Another positive the day after the Oregon loss was Moser getting more involved on the offensive end of the floor. After getting just six shots on Friday, UNLV's All-American candidate tied Anthony Bennett with a team-high 12 shots and scored 15 points while picking up nearly half of the team's defensive rebounds with 12.
This isn't going to be an overnight fix. There are going to be some rough spots ahead as the Rebels begin to develop. Remember, UNLV peaked in the month of December a year ago. The goal this season is to be playing its best ball in March this time around.
DEFENSIVE STOPPER - We've all heard about how good of an offensive player that redshirt sophomore Bryce Dejean-Jones is going to be. Well, in the last two nights he's also shown a great propensity on the defensive side of the action.
On Friday, BDJ forced Oregon veteran sharpshooter, E.J. Spangler, into a pair of airballs with his pressure defense. Against Iowa State, Dejean-Jones took on the challenge of guarding Will Clyburn, who was tearing up the Rebels at the time, and did a terrific job of forcing Clyburn to take difficult shots.

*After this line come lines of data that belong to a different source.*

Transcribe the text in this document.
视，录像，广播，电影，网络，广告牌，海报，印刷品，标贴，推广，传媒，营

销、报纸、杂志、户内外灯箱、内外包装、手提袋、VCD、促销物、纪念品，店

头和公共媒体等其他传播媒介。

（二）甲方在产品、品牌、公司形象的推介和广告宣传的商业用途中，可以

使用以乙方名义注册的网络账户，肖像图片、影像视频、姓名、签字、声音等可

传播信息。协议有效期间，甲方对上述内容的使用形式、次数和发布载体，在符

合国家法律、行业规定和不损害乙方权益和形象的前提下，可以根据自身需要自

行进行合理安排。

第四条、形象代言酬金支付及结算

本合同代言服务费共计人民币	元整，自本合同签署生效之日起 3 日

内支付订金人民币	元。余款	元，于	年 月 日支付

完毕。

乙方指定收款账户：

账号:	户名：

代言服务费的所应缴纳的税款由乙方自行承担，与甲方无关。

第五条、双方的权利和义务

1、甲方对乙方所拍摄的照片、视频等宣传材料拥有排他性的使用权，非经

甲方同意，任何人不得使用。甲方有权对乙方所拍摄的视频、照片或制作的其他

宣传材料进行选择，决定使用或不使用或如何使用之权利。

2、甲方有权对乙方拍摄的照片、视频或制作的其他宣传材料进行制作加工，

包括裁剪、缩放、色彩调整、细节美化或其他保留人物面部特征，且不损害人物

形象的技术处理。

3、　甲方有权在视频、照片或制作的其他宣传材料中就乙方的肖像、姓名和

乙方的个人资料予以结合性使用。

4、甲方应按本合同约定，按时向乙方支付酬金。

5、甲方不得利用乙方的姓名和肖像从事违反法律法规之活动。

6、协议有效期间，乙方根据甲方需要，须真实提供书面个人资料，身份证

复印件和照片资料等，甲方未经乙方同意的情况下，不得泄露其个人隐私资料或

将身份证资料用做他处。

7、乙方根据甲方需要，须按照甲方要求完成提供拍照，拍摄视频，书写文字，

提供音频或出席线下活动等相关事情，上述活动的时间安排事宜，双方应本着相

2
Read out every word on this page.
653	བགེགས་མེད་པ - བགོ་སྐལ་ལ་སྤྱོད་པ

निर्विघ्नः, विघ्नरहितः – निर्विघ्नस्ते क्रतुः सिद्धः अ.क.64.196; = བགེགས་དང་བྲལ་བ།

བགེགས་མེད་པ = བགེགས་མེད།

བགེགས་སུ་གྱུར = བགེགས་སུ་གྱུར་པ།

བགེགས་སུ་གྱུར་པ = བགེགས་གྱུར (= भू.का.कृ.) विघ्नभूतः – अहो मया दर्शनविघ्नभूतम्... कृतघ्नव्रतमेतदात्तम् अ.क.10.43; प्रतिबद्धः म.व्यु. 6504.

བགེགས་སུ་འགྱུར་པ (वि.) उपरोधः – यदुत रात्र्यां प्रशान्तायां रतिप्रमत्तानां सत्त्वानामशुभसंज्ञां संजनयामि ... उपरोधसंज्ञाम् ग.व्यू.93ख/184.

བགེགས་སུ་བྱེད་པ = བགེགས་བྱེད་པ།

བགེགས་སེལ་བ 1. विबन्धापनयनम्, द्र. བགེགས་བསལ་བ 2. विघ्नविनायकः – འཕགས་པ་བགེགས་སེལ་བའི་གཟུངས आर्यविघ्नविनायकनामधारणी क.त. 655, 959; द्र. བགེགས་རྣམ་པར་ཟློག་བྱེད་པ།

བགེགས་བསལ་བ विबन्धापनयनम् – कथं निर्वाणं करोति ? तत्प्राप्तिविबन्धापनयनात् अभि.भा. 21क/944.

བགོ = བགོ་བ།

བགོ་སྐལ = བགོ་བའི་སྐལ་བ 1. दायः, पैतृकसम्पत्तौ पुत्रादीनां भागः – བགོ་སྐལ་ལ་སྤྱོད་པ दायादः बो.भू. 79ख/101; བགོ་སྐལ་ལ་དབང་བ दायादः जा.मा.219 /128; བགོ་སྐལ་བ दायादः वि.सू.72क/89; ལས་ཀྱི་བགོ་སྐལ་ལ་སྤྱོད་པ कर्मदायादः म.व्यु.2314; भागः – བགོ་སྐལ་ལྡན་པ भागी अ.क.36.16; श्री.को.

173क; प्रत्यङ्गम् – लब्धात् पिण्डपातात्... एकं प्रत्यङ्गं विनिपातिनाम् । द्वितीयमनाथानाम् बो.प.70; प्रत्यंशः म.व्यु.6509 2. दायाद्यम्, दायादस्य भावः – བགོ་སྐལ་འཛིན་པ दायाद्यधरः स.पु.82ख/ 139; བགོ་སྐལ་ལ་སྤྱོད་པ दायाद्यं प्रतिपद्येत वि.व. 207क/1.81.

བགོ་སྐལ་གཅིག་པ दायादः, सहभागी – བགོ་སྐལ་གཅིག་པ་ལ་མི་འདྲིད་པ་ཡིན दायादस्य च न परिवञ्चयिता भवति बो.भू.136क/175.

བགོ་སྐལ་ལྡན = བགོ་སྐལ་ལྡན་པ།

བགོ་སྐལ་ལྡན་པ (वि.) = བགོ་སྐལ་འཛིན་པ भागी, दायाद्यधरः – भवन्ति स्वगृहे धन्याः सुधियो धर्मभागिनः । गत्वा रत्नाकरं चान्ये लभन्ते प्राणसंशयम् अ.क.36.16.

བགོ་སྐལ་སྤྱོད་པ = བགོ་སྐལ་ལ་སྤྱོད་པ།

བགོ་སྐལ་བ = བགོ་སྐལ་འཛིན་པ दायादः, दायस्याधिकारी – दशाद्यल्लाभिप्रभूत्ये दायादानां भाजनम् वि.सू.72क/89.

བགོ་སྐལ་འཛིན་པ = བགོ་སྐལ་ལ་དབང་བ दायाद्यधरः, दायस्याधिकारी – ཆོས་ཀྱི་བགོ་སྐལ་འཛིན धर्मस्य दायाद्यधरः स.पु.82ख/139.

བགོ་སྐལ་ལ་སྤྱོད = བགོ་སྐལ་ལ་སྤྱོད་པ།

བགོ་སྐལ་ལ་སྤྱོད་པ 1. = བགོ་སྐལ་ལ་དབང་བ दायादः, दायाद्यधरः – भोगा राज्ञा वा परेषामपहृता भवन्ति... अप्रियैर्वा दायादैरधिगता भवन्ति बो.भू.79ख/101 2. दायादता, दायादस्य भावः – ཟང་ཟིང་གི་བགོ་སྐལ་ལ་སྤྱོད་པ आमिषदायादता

Dejean-Jones has the athletic ability and determination to become the stopper that UNLV will need when it runs across big-time guards in the Mountain West Conference and post season later this year.
GRAB THE BALL - Maybe the most distressing area for the Rebels early in the season is the high amount of offensive boards they allowed, especially against a physical Cyclones team.
Iowa State actually had more offensive boards (24) than it did defensive (22). That led to 22 second chance points in a game that was close throughout until the final few minutes.
Moser was a beast as he gobbled up 12 boards but only he and Anthony Marshall (6) had more than three.
Whether this is a by-product of players wanting to leak out and get the fastbreak started quickly or not, it doesn't matter. Until Khem Birch arrives in mid-December, UNLV is going to have to rebound as a team and not rely on Moser and Bennett to clean up the glass.
This is definitely an area of concern and one to keep an eye on until Birch's arrival.